For a broader view of regional water quality patterns across Sweden, the Swedish water quality overview helps you understand what risks are most relevant to your specific location.
Our perspective: The real mistake most Swedish well owners make
After working with thousands of well owners across Sweden since 2018, we have noticed a pattern that no standard guide talks about openly. The most common mistake is not neglecting to test. It is price shopping for the cheapest available option and ending up with a non-accredited test that looks credible but carries no legal or scientific weight.

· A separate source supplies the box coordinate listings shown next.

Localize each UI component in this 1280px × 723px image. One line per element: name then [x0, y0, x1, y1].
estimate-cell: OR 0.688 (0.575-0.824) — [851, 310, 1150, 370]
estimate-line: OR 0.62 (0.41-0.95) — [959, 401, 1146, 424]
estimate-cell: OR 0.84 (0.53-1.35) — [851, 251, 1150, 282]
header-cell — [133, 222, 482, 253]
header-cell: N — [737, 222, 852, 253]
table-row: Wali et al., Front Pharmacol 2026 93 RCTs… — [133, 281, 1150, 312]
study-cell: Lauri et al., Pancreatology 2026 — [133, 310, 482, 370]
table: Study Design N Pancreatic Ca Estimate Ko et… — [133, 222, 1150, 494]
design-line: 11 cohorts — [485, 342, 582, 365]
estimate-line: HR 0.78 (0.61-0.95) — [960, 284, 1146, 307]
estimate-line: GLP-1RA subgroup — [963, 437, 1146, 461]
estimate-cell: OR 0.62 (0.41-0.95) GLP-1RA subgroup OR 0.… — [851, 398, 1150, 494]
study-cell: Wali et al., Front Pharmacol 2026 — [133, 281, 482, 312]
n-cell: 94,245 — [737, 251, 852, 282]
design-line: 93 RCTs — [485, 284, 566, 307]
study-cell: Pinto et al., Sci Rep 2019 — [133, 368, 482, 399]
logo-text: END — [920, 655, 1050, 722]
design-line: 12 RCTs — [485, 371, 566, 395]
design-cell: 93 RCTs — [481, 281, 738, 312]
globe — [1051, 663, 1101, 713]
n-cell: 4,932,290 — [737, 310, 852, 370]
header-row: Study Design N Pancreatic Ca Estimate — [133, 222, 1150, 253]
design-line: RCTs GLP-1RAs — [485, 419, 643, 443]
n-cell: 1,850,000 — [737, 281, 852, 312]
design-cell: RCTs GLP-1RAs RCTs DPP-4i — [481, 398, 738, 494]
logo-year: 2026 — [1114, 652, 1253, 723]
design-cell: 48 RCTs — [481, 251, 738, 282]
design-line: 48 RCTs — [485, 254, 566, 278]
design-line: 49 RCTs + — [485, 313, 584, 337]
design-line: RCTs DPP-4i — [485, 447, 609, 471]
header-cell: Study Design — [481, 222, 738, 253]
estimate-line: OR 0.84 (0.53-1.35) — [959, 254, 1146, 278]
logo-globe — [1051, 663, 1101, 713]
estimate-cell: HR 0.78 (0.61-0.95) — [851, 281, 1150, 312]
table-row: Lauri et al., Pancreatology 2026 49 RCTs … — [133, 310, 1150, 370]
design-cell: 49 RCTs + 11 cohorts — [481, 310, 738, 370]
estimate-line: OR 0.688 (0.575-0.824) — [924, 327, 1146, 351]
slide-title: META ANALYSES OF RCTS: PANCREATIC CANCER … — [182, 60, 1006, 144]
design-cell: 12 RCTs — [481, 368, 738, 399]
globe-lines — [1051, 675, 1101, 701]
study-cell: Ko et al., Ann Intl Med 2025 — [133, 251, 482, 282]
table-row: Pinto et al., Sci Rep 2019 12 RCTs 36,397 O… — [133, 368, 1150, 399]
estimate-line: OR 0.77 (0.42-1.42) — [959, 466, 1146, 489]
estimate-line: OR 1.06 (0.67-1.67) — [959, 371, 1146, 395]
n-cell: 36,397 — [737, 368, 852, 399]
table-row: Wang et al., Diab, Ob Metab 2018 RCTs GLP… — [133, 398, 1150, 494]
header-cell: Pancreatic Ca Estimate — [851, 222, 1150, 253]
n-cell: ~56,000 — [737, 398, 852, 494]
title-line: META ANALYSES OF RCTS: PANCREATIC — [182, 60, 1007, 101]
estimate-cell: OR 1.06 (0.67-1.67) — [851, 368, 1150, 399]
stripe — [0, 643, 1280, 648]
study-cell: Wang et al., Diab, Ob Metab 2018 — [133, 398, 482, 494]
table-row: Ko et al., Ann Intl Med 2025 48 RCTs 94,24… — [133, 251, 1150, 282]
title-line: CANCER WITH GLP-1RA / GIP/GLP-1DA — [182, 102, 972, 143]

When you search for water analysis services, you will find offers at very different price points. Some of the cheaper options come from providers who are not Swedac-accredited. Their reports may look professional. The numbers may even seem reasonable. But if a problem is missed, you have no recourse. If you try to sell your property, the results will be rejected. And if a health issue arises, you cannot point to a legally valid baseline.
As Livsmedelsverket notes, private wells lack the regulation that protects public water supplies, making accredited analysis the only reliable way to detect invisible threats. The cost difference between an accredited and a non-accredited test is often small. The difference in protection is enormous.
Our advice: Before ordering any water analysis, check that the provider explicitly mentions Swedac accreditation and ISO/IEC 17025. If those terms are not clearly stated, ask. If the provider cannot confirm them, look elsewhere. Your family’s health and your property’s value are not worth the savings.
Ready to safeguard your well? Choose accredited testing tailored for Sweden
You now know what separates a reliable water analysis from one that could leave you exposed. Taking action is straightforward.

At Svenskt Vattenprov, every analysis is performed by SGS Analytics, a Swedac-accredited laboratory whose results are legally recognized across Sweden. Whether you have a dug well or a drilled well, we have a kit designed specifically for your water source. Sampling equipment ships directly to you with clear instructions, and your results come with plain-language explanations and concrete recommendations. Browse our full range of accredited tests and order the package that fits your situation. Protecting your family’s water starts with one simple step.
Frequently asked questions
What is Swedac accreditation and why is it important?
Swedac accreditation certifies that a laboratory meets strict international standards under ISO/IEC 17025, making its water analysis legally valid and reliable for health decisions and property transactions in Sweden.
Which well water contaminants are most common in Sweden?
Bacteria, nitrates, metals like arsenic and iron, and radon are the most frequent issues. 20% of tested wells are found unfit due to these contaminants, many of which are undetectable without laboratory analysis.
How often should I test my private well water?
You should test at least every 3 years, and more frequently if you have a new well, experience flooding, or have infants or elderly residents using the water.
Can I use non-accredited water tests for property sales in Sweden?
No. Non-accredited tests are invalid for property sales or official authority use. Only results from Swedac-accredited laboratories are accepted for legal transactions.
How can I ensure my water sample won’t be rejected?
Follow your lab’s sterile sampling instructions carefully, avoid touching the inside of the bottle, and ship the sample promptly. Improper technique is the most common reason a microbiological sample is invalidated.